Despite being a resident of Michigan City, Thorne influenced public opinion in Gary where he was news and program director of the radio station WWCA. Thorne hosted the popular noontime program, Sound-Off. He also delivered expanded newscasts at 12pm and 5pm. He was also briefly the news director at station WLOI in LaPorte, Indiana, a sister station to WWCA. In the 1960s, Thorne was the television host for Chicago's WTTW, when that station aired the Northwest Indiana regional basketball tournaments each winter.

From 1978 to 1983, he was general manager of WIMS Radio in Michigan City. His career allowed him to travel worldwide and to meet notable politicians and personalities including U.S. presidents Kennedy, Nixon, Carter and Reagan. Thorne also interviewed baseball legends Ernie Banks and Ted Williams and the film stars Paul Newman and James Stewart.

He hosted several local events including the Miss Gary and Miss Indiana scholarship pageants. He graduated from Elston High School in Michigan City in 1947 and attended Indiana University.
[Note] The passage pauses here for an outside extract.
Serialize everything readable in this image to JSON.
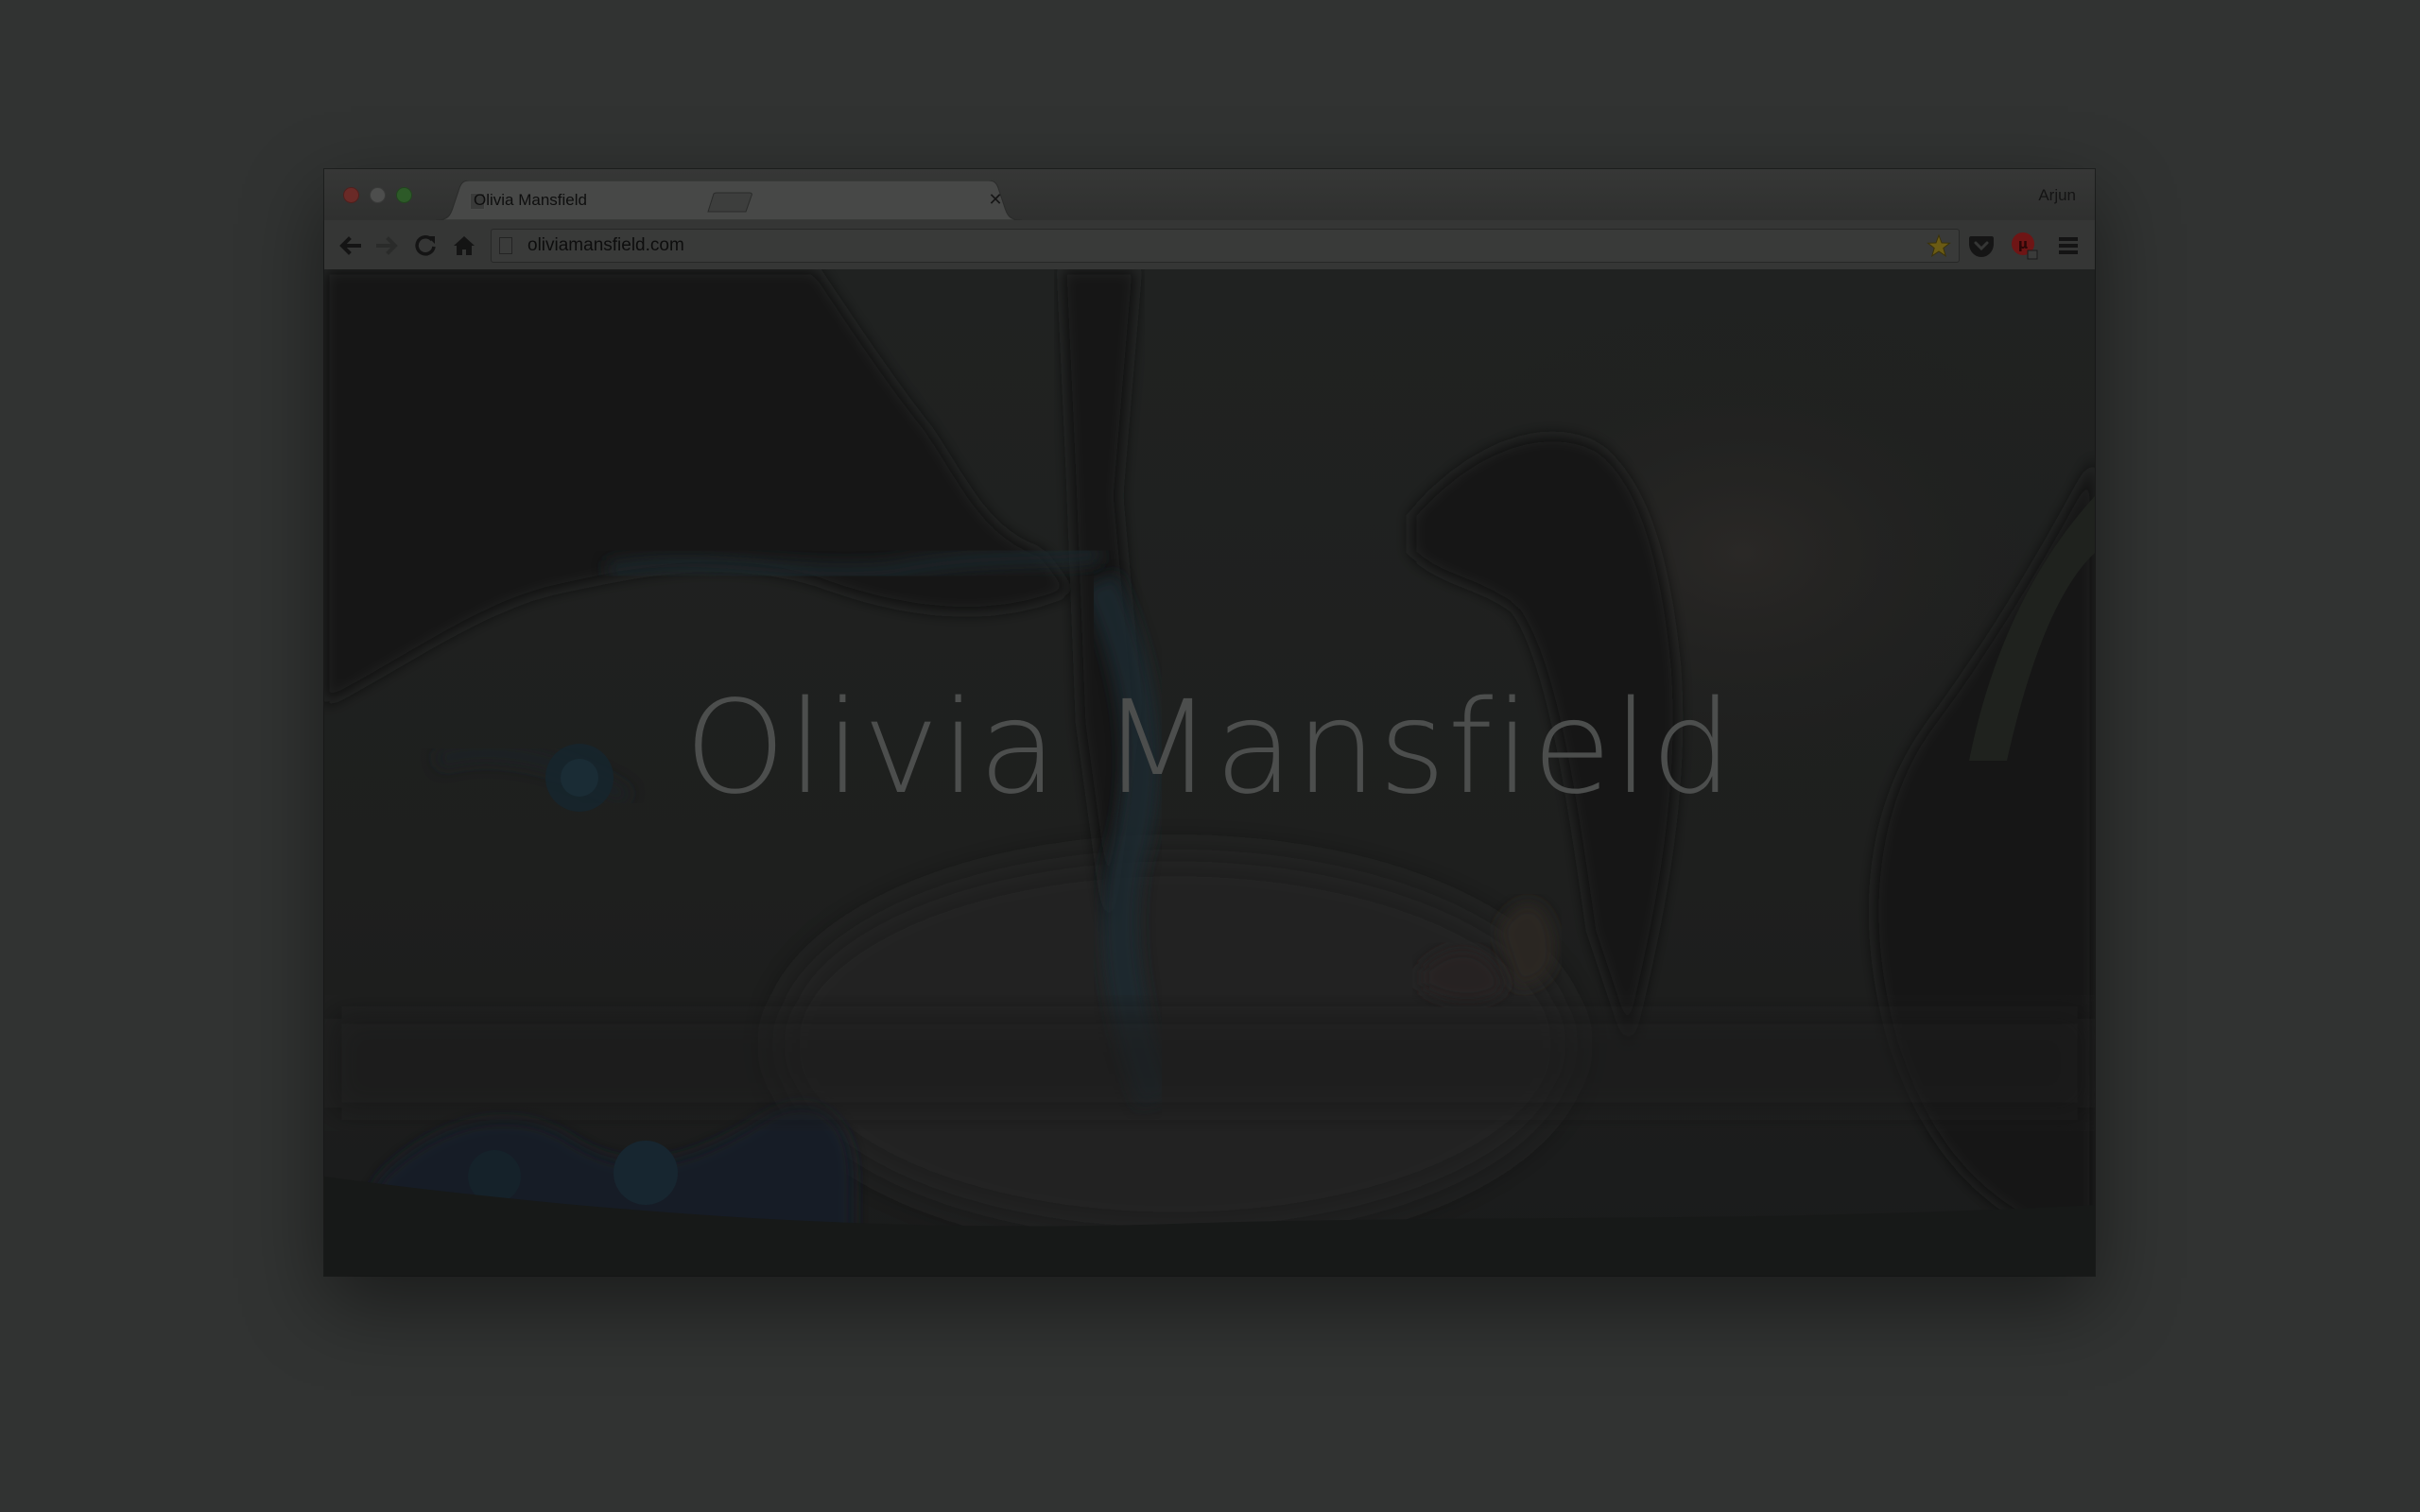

He was a member of the Indiana Association of Broadcasters and the Michigan City Exchange Club. 

Thorne married Nancy L. Schrader in 1951. She predeceased him in 1993. They had two children, Deborah, who married Brian Armstrong and had two children, Ian and Emily Armstrong; and Jeffrey, who married Joanne, and had two children, Jennelle and Julia Thorne.